To illustrate: let us assume we have a PO file with msgctxt 1, 2, 3, 4, 5. While translating I discover it would be better to split the third string in two. So I do that, let’s say manually in the PO file, and assign an arbitrary number to the new segment: 1, 2, 3a, 3b, 4, 5. When we later run scpo2html this does two things: it rewrites the msgctxt numbers in the PO file to 1, 2, 3, 4, 5, 6; and it also assigns <span id="1">xyz</span> or similar to the segments in the HTML file, with matching ids of 1 thru 6. Does this make sense?

I’ve used scpo2html and generally it works great, but:

There’s some problems with spacing. If no space is left at the end of a segment, the generated HTML has no spacing also, so no space after fullstops and the like. Rather than expecting users to get this right—it’s not obvious at all in the editor—it would be better to simply ensure that every relevant segment finished with a single space. Note that dashes do not have trailing spaces.

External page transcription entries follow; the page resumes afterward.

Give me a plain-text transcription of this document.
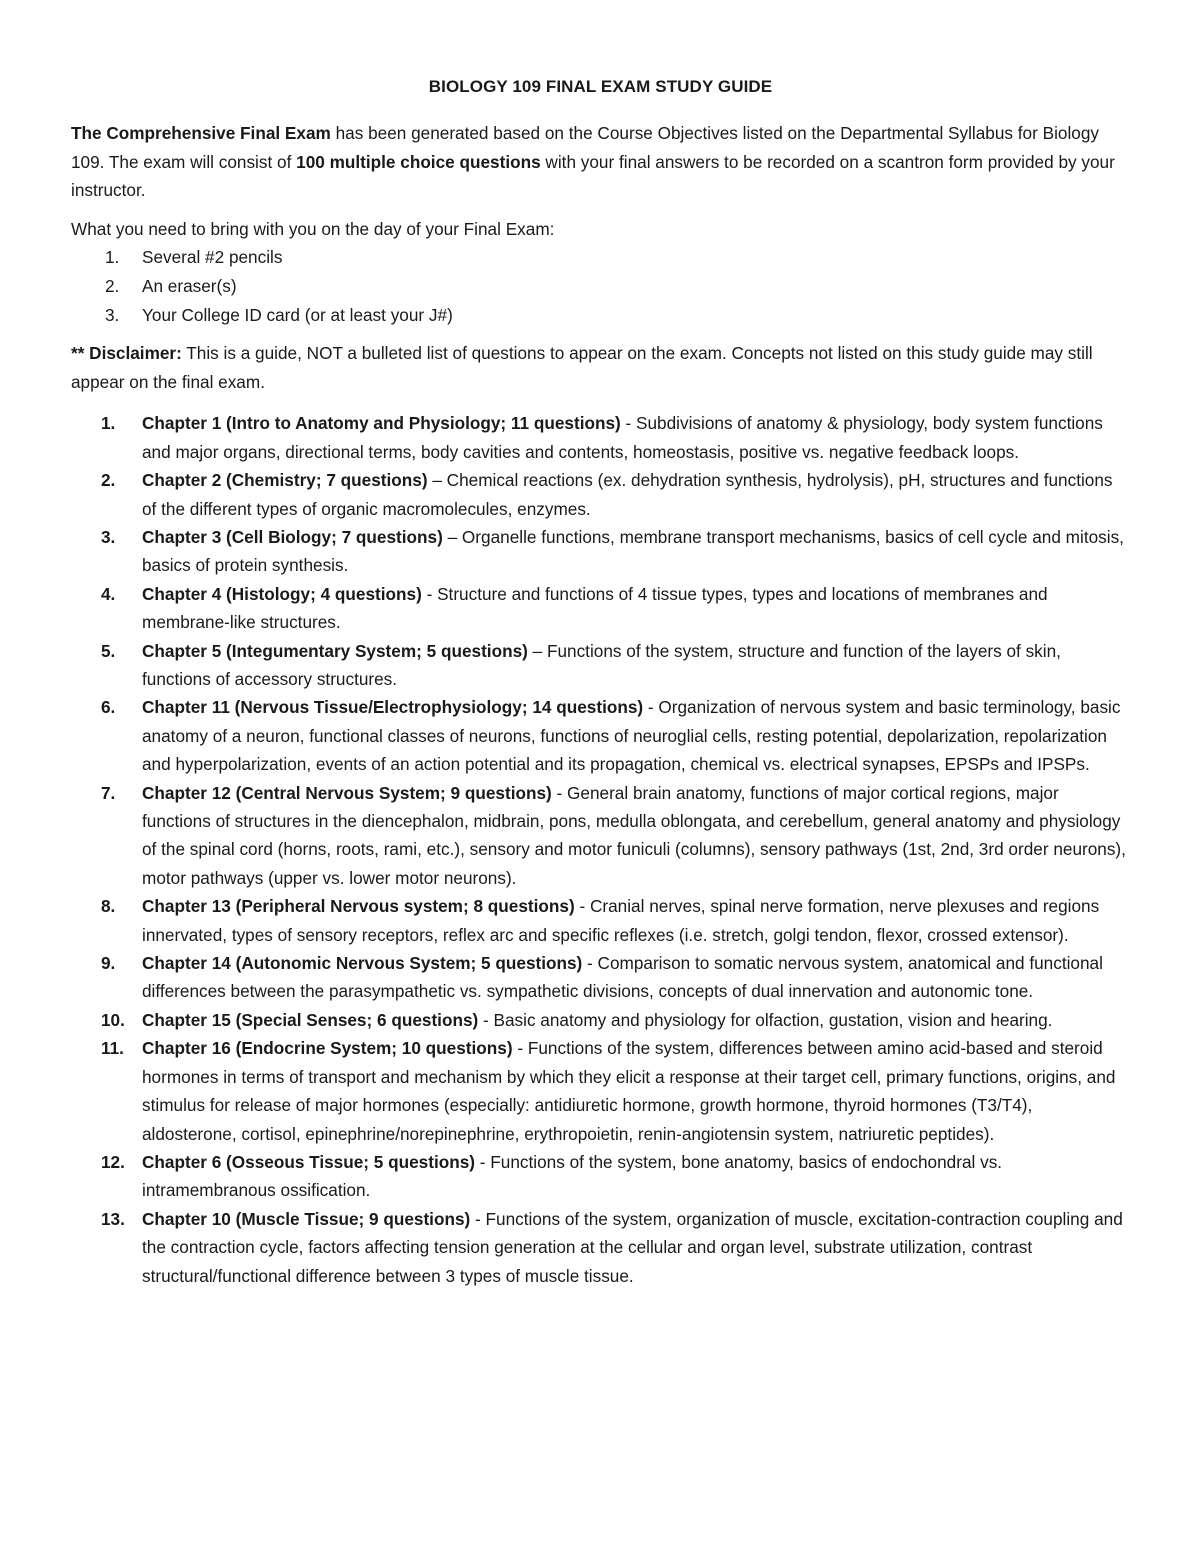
BIOLOGY 109 FINAL EXAM STUDY GUIDE

The Comprehensive Final Exam has been generated based on the Course Objectives listed on the Departmental Syllabus for Biology 109. The exam will consist of 100 multiple choice questions with your final answers to be recorded on a scantron form provided by your instructor.

What you need to bring with you on the day of your Final Exam:

1. Several #2 pencils
2. An eraser(s)
3. Your College ID card (or at least your J#)

** Disclaimer: This is a guide, NOT a bulleted list of questions to appear on the exam. Concepts not listed on this study guide may still appear on the final exam.

1. Chapter 1 (Intro to Anatomy and Physiology; 11 questions) - Subdivisions of anatomy & physiology, body system functions and major organs, directional terms, body cavities and contents, homeostasis, positive vs. negative feedback loops.
2. Chapter 2 (Chemistry; 7 questions) – Chemical reactions (ex. dehydration synthesis, hydrolysis), pH, structures and functions of the different types of organic macromolecules, enzymes.
3. Chapter 3 (Cell Biology; 7 questions) – Organelle functions, membrane transport mechanisms, basics of cell cycle and mitosis, basics of protein synthesis.
4. Chapter 4 (Histology; 4 questions) - Structure and functions of 4 tissue types, types and locations of membranes and membrane-like structures.
5. Chapter 5 (Integumentary System; 5 questions) – Functions of the system, structure and function of the layers of skin, functions of accessory structures.
6. Chapter 11 (Nervous Tissue/Electrophysiology; 14 questions) - Organization of nervous system and basic terminology, basic anatomy of a neuron, functional classes of neurons, functions of neuroglial cells, resting potential, depolarization, repolarization and hyperpolarization, events of an action potential and its propagation, chemical vs. electrical synapses, EPSPs and IPSPs.
7. Chapter 12 (Central Nervous System; 9 questions) - General brain anatomy, functions of major cortical regions, major functions of structures in the diencephalon, midbrain, pons, medulla oblongata, and cerebellum, general anatomy and physiology of the spinal cord (horns, roots, rami, etc.), sensory and motor funiculi (columns), sensory pathways (1st, 2nd, 3rd order neurons), motor pathways (upper vs. lower motor neurons).
8. Chapter 13 (Peripheral Nervous system; 8 questions) - Cranial nerves, spinal nerve formation, nerve plexuses and regions innervated, types of sensory receptors, reflex arc and specific reflexes (i.e. stretch, golgi tendon, flexor, crossed extensor).
9. Chapter 14 (Autonomic Nervous System; 5 questions) - Comparison to somatic nervous system, anatomical and functional differences between the parasympathetic vs. sympathetic divisions, concepts of dual innervation and autonomic tone.
10. Chapter 15 (Special Senses; 6 questions) - Basic anatomy and physiology for olfaction, gustation, vision and hearing.
11. Chapter 16 (Endocrine System; 10 questions) - Functions of the system, differences between amino acid-based and steroid hormones in terms of transport and mechanism by which they elicit a response at their target cell, primary functions, origins, and stimulus for release of major hormones (especially: antidiuretic hormone, growth hormone, thyroid hormones (T3/T4), aldosterone, cortisol, epinephrine/norepinephrine, erythropoietin, renin-angiotensin system, natriuretic peptides).
12. Chapter 6 (Osseous Tissue; 5 questions) - Functions of the system, bone anatomy, basics of endochondral vs. intramembranous ossification.
13. Chapter 10 (Muscle Tissue; 9 questions) - Functions of the system, organization of muscle, excitation-contraction coupling and the contraction cycle, factors affecting tension generation at the cellular and organ level, substrate utilization, contrast structural/functional difference between 3 types of muscle tissue.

Conversely, an extra space is sometimes (not sure not always) inserted after the id tags, so that a paragraph begins with a space.
A later detail, but we should have a metadata entry section in Pootle, which would automatically add the relevant metaarea section… The translator should also be added to the head. Perhaps other metadata from the PO file could be included also.
The generated HTML mistakenly has the language set as “pi” in the metadata.

Okay, that’s all I can think of for now.

Just for the fun of it, I have added my new MN10 to production: it’s live! Which raises a more systematic problem for later: how are we to handle multiple translations?

O, and one more thing: don’t forget, we still have not implemented the Pali text with section numbers for DN and MN (https://github.com/suttacentral/suttacentral/issues/113). It would surely be good to do this before segmenting the Pali text, to ensure the numbering is also included in the translations. The text was sent some time ago by Khinabija. As far as I know, it should be trivial to update it, it should merely have the new numbers included. But since you were the one who mainly worked with the Pali, I have left it for you. Let me know if you’d like me to look at this.

mikenz66 · July 4, 2015, 5:13am

Interesting translation. I guess it is a bug that on this page: https://suttacentral.net/mn10 the author is still listed as Bhikkhu Bodhi?

sujato · July 4, 2015, 8:41am

Thanks for pointing this out. our system periodically creates something called a “Textual Infomation Model” (TIM), which is a digital representation of all the texts we have. I’m guessing that this hasn’t updated from the old TIM.

… And just checking again, it is updated now.